Ik volgde wel een paar schoolvakken. De docente die ons in India via internet les had moeten geven, kwam regelmatig langs om me te begeleiden. Ik moest me bezighouden met Nederlands en rekenen. Ik schreef toen alleen maar msn-taal, dus ik moest weer 'sch' leren schrijven (in plaats van 'sgrijven'). Met rekenen moest ik op het niveau van groep 8 beginnen. Dat is niet echt motiverend als je zeventien bent.

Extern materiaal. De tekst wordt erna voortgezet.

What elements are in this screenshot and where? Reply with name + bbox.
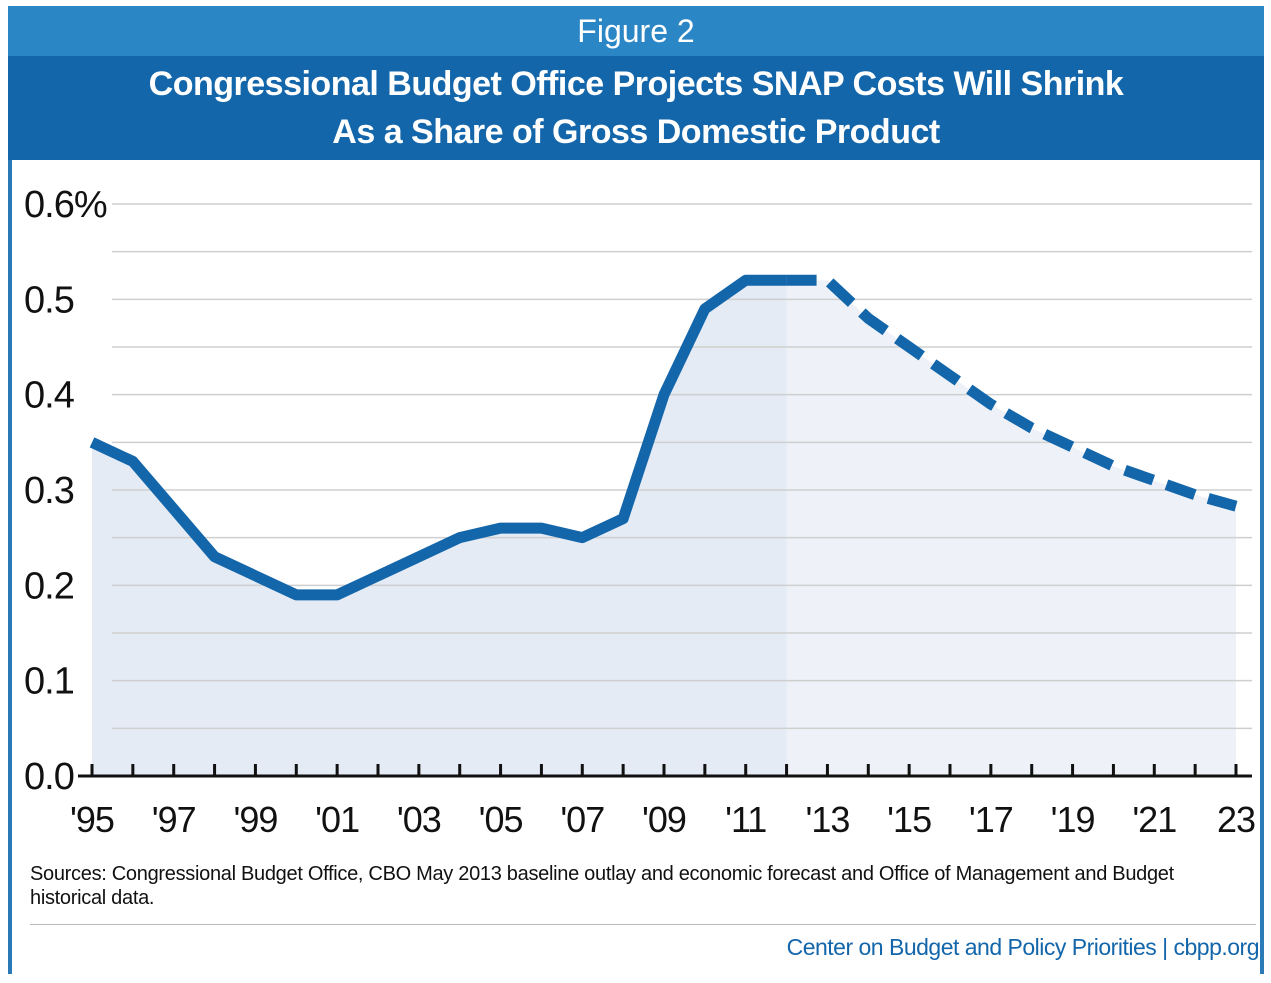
figure-frame [8, 6, 1264, 974]
series-lines [89, 274, 1238, 601]
y-tick-label: 0.3 [24, 470, 74, 512]
y-axis-labels: 0.0 0.1 0.2 0.3 0.4 0.5 0.6% [24, 184, 108, 798]
credit-line: Center on Budget and Policy Priorities |… [786, 934, 1260, 960]
chart-title-line-1: Congressional Budget Office Projects SNA… [148, 65, 1124, 103]
area-fill-layer [92, 280, 1236, 776]
area-fill-dashed [786, 280, 1236, 776]
x-tick-label: '21 [1132, 799, 1176, 840]
y-tick-label: 0.1 [24, 661, 74, 703]
x-tick-label: '97 [152, 799, 196, 840]
x-tick-label: '11 [725, 799, 766, 840]
x-tick-label: '19 [1051, 799, 1095, 840]
chart-title-line-2: As a Share of Gross Domestic Product [332, 113, 940, 151]
series-line-dashed [786, 274, 1238, 512]
sources-note: Sources: Congressional Budget Office, CB… [30, 863, 1174, 909]
y-tick-label: 0.6% [24, 184, 107, 226]
figure-label: Figure 2 [8, 6, 1264, 56]
line-chart: 0.0 0.1 0.2 0.3 0.4 0.5 0.6% '95 '97 '99 '01 '03 '0… [24, 184, 1256, 840]
x-tick-label: '03 [397, 799, 441, 840]
x-axis [78, 764, 1252, 778]
x-tick-label: '05 [479, 799, 523, 840]
series-line-solid [89, 274, 787, 601]
area-fill-solid [92, 280, 787, 776]
x-tick-label: '13 [805, 799, 849, 840]
x-tick-label: 23 [1217, 799, 1255, 840]
y-tick-label: 0.5 [24, 279, 74, 321]
x-tick-label: '15 [887, 799, 931, 840]
footer-divider [30, 924, 1256, 925]
x-tick-label: '95 [70, 799, 114, 840]
x-tick-label: '17 [969, 799, 1013, 840]
x-tick-label: '07 [560, 799, 604, 840]
y-tick-label: 0.0 [24, 756, 74, 798]
x-axis-labels: '95 '97 '99 '01 '03 '05 '07 '09 '11 '13 '15 '17 '19 '… [70, 799, 1256, 840]
x-tick-label: '99 [233, 799, 277, 840]
x-tick-label: '01 [315, 799, 359, 840]
y-tick-label: 0.2 [24, 565, 74, 607]
y-tick-label: 0.4 [24, 375, 75, 417]
x-tick-label: '09 [642, 799, 686, 840]
chart-title: Congressional Budget Office Projects SNA… [8, 56, 1264, 160]
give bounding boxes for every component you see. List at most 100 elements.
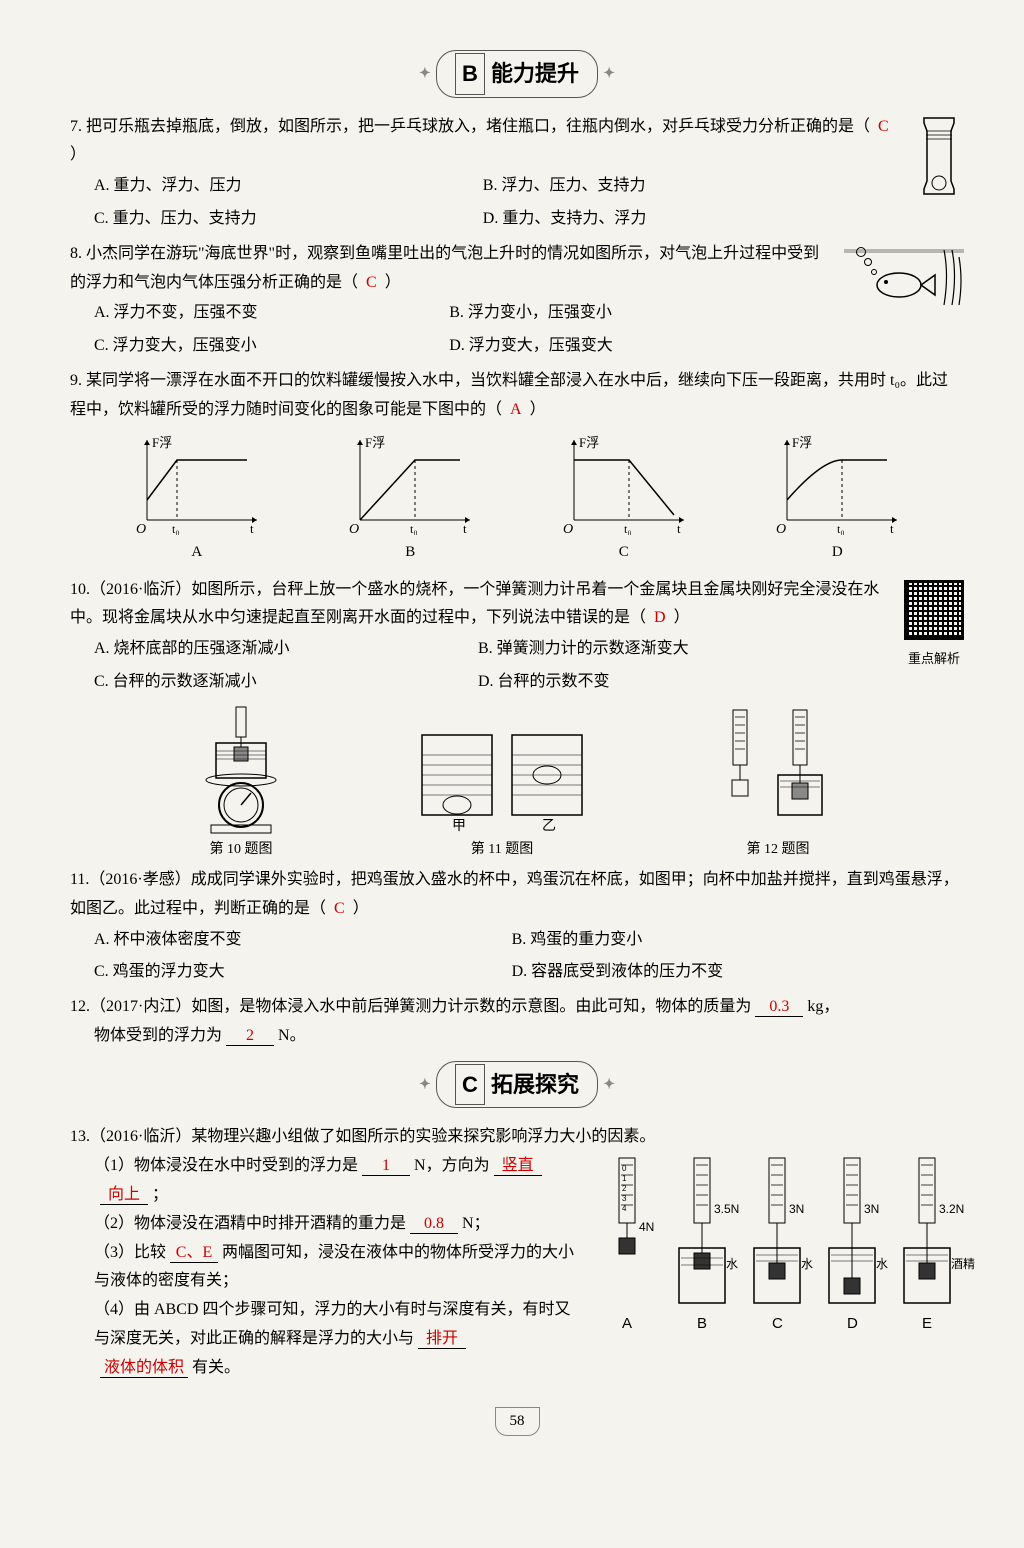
q10-prefix: （2016·临沂） (90, 581, 191, 598)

Ik deed dus ook niet zo mijn bost om er iets van op te steken.

Overdag was ik meestal alleen met Rachita, want Ineke ging wel naar school. Wat de leiding betreft, er was in theorie altijd ochtenddienst, middagdienst en slaapdienst. Maar omdat het toch alleen maar om mij ging, vonden ze het geen probleem om af en toe een gat te laten vallen tussen de verschillende diensten dan was er dus helemaal niemand. Tijdens de ochtenddienst werd er ook vaak vergaderd, met andere leiding van andere afdelingen. Ze zaten dan met zijn allen in een apart kantoortje. Echt veel aanspraak had ik dus niet. Ik had daardoor genoeg tijd om in mijn hoofd allerlei plannen te maken over hoe ik terug zou kunnen gaan naar Manou, hoe ik hem kon bereiken en hoe ik aan geld kon komen om mot de trein naar Zwolle te gaan. Het gekke was dat je dat huis heel makkelijk in en uit kon komen, er was een grote dubbele voordeur die meestal open was. Toch heb ik hem daar nooit gezien en heb ik ook nooit een poging gewaagd om weg te lopen. Waarschijnlijk omdat ik ergens diep van binnen wel wist dat dat geen goed idee was. We mochten eigenlijk alleen internetten als de leiding erbij was, maar soms vergaten ze de kabels eruit te trekken. Ik mocht af en toe op msn, dan voegde ik hem toe en blockte ik hem weer. Zo ging het maar door, op hyves net zo, en op partypeeps. Ik maakte daar een account aan, speciaal om met hem in contact te komen, maar durfde dan toch niet.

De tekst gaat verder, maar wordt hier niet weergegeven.